The beauty of microbenchmarks is the fact that if you don’t show it, it didn’t happen :slight_smile:

[quote]The perils of microbenchmarks!
[/quote]
I wouldn’t call these micro-benchmarks, since they create 20 complete situations and run them for 50 iterations. This is a benchmark for roughly uniformly distributed, slowly moving objects in an area 200 times their maximum radius.

I think I didn’t make the quad tree’s extra “clear()” method properly (realised after going to bed last night). I’ll check that and repost its time.

Edit: Ok, the correct timing is:
Regular Quadtree using sweep and prune strategy(quicksort) by Olli-Pekka Valtonen
1000 entities takes 2700ms +/- 271.007926407224

Cas, we’re only saying that that implementation takes that long. If you looked at the code you’d see it was completely unoptimised (lots of unnecessary method calls), not to mention the fact that the tree gets rebuilt from scratch each update. As far as I can tell it was just supposed to be a baseline.

I added a print out of the average number of collisions. That quad tree implementation gives double the number of collisions as sweep and prune - so I’m guessing there’s also a bug in there somewhere.
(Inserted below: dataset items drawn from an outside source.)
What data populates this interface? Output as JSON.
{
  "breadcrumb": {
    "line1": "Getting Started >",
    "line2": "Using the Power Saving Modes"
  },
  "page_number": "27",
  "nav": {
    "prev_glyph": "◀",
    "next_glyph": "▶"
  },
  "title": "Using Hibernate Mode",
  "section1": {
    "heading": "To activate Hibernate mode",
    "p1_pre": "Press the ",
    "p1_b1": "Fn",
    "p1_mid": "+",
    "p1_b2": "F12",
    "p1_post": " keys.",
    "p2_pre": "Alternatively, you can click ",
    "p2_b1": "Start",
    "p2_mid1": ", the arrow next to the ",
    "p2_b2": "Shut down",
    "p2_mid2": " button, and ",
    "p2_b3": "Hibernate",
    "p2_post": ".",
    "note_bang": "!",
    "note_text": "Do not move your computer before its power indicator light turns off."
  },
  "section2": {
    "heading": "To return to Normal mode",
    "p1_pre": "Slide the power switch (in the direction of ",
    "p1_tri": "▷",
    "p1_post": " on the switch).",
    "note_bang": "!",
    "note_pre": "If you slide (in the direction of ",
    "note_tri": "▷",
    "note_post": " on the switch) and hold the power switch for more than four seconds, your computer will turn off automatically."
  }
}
Finally, when using a sort method for sweep and prune that makes use of the fact that entities are mostly ordered it carves about 20% (at 10k entities) of that time off. Most of the remaining time is spent comparing entities so it looks like moving to some form of 2D sorting (like quad trees) would make sense at that point.

50 iterations isn’t up to much… that’s not even 1 second of game play! I’d run them for a lot longer, and also plonk things of varying sizes in there, and also have them move in a bit less of a random way perhaps, such as flocking.

Cas :slight_smile:

There’s definitely a bug in there. I’ll attempt to fix this once I have more time. I am planning on extending the test bench to some queries: query against a circle (point & radius) and a rectangle, since those are pretty important in my game.